In this case, someone reading this test knows that it only matters
that a user is being created. It shouldn’t have any special
attributes.
But if I do something like this:
login_user = Factory.create :user, name: 'Rodrigo'
Then I know that the name attribute of the user is relevant for that
test.
Another reason is that I only load the records needed by my tests,
not lots of unrelated data that could have some side effect on the
tests.
Rails provides a curated stack. The stack reflects the preferences of the core team, we make some choices that we believe are the best defaults. For instance, when we compare Test::Unit and RSpec code side by side we prefer Test::Unit, and that’s what you get in the stack. Same for fixtures.
In addition to that, the framework also makes the design/development effort to let users be able to plug in alternatives, and Rails 3 made this less hackish than it was before. So it is totally fine that you prefer factories, and we’ll make sure you can use them.

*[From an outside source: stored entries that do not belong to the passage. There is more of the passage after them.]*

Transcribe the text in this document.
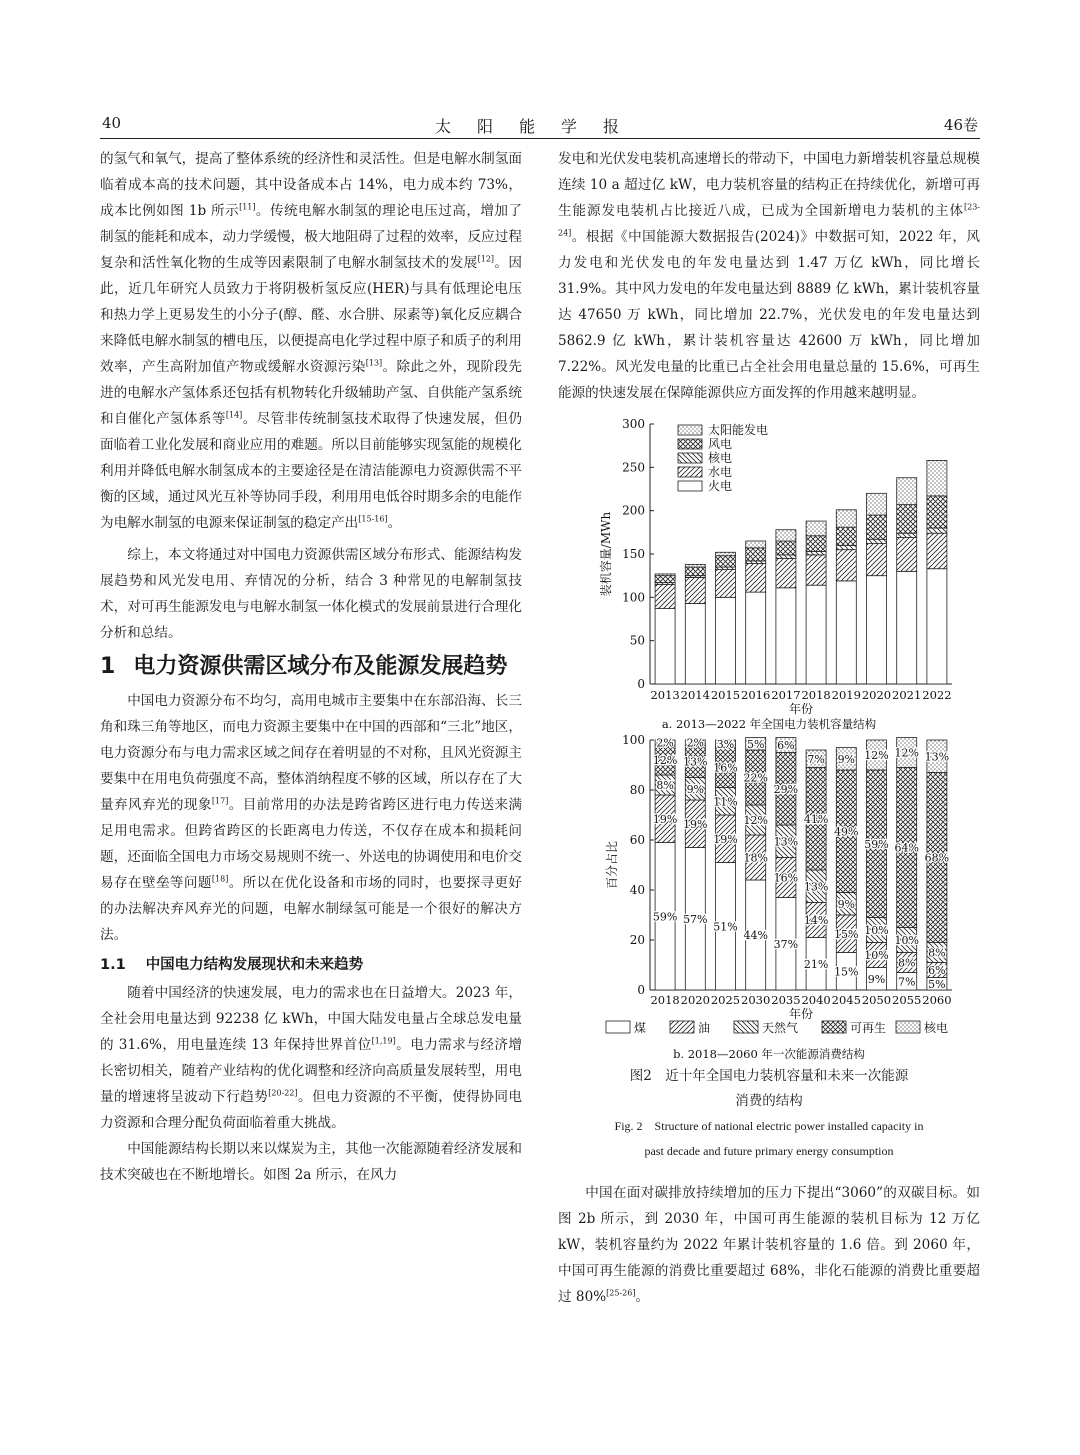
40	太阳能学报	46卷

的氢气和氧气，提高了整体系统的经济性和灵活性。但是电解水制氢面临着成本高的技术问题，其中设备成本占 14%，电力成本约 73%，成本比例如图 1b 所示[11]。传统电解水制氢的理论电压过高，增加了制氢的能耗和成本，动力学缓慢，极大地阻碍了过程的效率，反应过程复杂和活性氧化物的生成等因素限制了电解水制氢技术的发展[12]。因此，近几年研究人员致力于将阴极析氢反应(HER)与具有低理论电压和热力学上更易发生的小分子(醇、醛、水合肼、尿素等)氧化反应耦合来降低电解水制氢的槽电压，以便提高电化学过程中原子和质子的利用效率，产生高附加值产物或缓解水资源污染[13]。除此之外，现阶段先进的电解水产氢体系还包括有机物转化升级辅助产氢、自供能产氢系统和自催化产氢体系等[14]。尽管非传统制氢技术取得了快速发展，但仍面临着工业化发展和商业应用的难题。所以目前能够实现氢能的规模化利用并降低电解水制氢成本的主要途径是在清洁能源电力资源供需不平衡的区域，通过风光互补等协同手段，利用用电低谷时期多余的电能作为电解水制氢的电源来保证制氢的稳定产出[15-16]。

综上，本文将通过对中国电力资源供需区域分布形式、能源结构发展趋势和风光发电用、弃情况的分析，结合 3 种常见的电解制氢技术，对可再生能源发电与电解水制氢一体化模式的发展前景进行合理化分析和总结。

1 电力资源供需区域分布及能源发展趋势

中国电力资源分布不均匀，高用电城市主要集中在东部沿海、长三角和珠三角等地区，而电力资源主要集中在中国的西部和“三北”地区，电力资源分布与电力需求区域之间存在着明显的不对称，且风光资源主要集中在用电负荷强度不高，整体消纳程度不够的区域，所以存在了大量弃风弃光的现象[17]。目前常用的办法是跨省跨区进行电力传送来满足用电需求。但跨省跨区的长距离电力传送，不仅存在成本和损耗问题，还面临全国电力市场交易规则不统一、外送电的协调使用和电价交易存在壁垒等问题[18]。所以在优化设备和市场的同时，也要探寻更好的办法解决弃风弃光的问题，电解水制绿氢可能是一个很好的解决方法。

1.1 中国电力结构发展现状和未来趋势

随着中国经济的快速发展，电力的需求也在日益增大。2023 年，全社会用电量达到 92238 亿 kWh，中国大陆发电量占全球总发电量的 31.6%，用电量连续 13 年保持世界首位[1,19]。电力需求与经济增长密切相关，随着产业结构的优化调整和经济向高质量发展转型，用电量的增速将呈波动下行趋势[20-22]。但电力资源的不平衡，使得协同电力资源和合理分配负荷面临着重大挑战。

中国能源结构长期以来以煤炭为主，其他一次能源随着经济发展和技术突破也在不断地增长。如图 2a 所示，在风力

发电和光伏发电装机高速增长的带动下，中国电力新增装机容量总规模连续 10 a 超过亿 kW，电力装机容量的结构正在持续优化，新增可再生能源发电装机占比接近八成，已成为全国新增电力装机的主体[23-24]。根据《中国能源大数据报告(2024)》中数据可知，2022 年，风力发电和光伏发电的年发电量达到 1.47 万亿 kWh，同比增长 31.9%。其中风力发电的年发电量达到 8889 亿 kWh，累计装机容量达 47650 万 kWh，同比增加 22.7%，光伏发电的年发电量达到 5862.9 亿 kWh，累计装机容量达 42600 万 kWh，同比增加 7.22%。风光发电量的比重已占全社会用电量总量的 15.6%，可再生能源的快速发展在保障能源供应方面发挥的作用越来越明显。

0
50
100
150
200
250
300
装机容量/MWh
2013 2014 2015 2016 2017 2018 2019 2020 2021 2022
年份
a. 2013—2022 年全国电力装机容量结构
太阳能发电
风电
核电
水电
火电
0
20
40
60
80
100
百分占比
59%
19%
8%
12%
2%
2018
57%
19%
9%
13%
2%
2020
51%
19%
11%
16%
3%
2025
44%
18%
12%
22%
5%
2030
37%
16%
13%
29%
6%
2035
21%
14%
13%
41%
7%
2040
15%
15%
9%
49%
9%
2045
9%
10%
10%
59%
12%
2050
7%
8%
10%
64%
12%
2055
5%
6%
8%
68%
13%
2060
年份
煤	油	天然气	可再生	核电
b. 2018—2060 年一次能源消费结构
图2　近十年全国电力装机容量和未来一次能源
消费的结构
Fig. 2　Structure of national electric power installed capacity in
past decade and future primary energy consumption

中国在面对碳排放持续增加的压力下提出“3060”的双碳目标。如图 2b 所示，到 2030 年，中国可再生能源的装机目标为 12 万亿 kW，装机容量约为 2022 年累计装机容量的 1.6 倍。到 2060 年，中国可再生能源的消费比重要超过 68%，非化石能源的消费比重要超过 80%[25-26]。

Well, in the case of Rails the value of extracting something like this to a gem has more to do with the internal organization of the framework in my view.
Things in Rails follow the release cycle of Rails generally speaking. For example, Active Record is a gem, but there aren’t releases of Active Record independent from Rails, albeit it can be used outside Rails.
I don’t see a need to extract fixtures to a gem personally.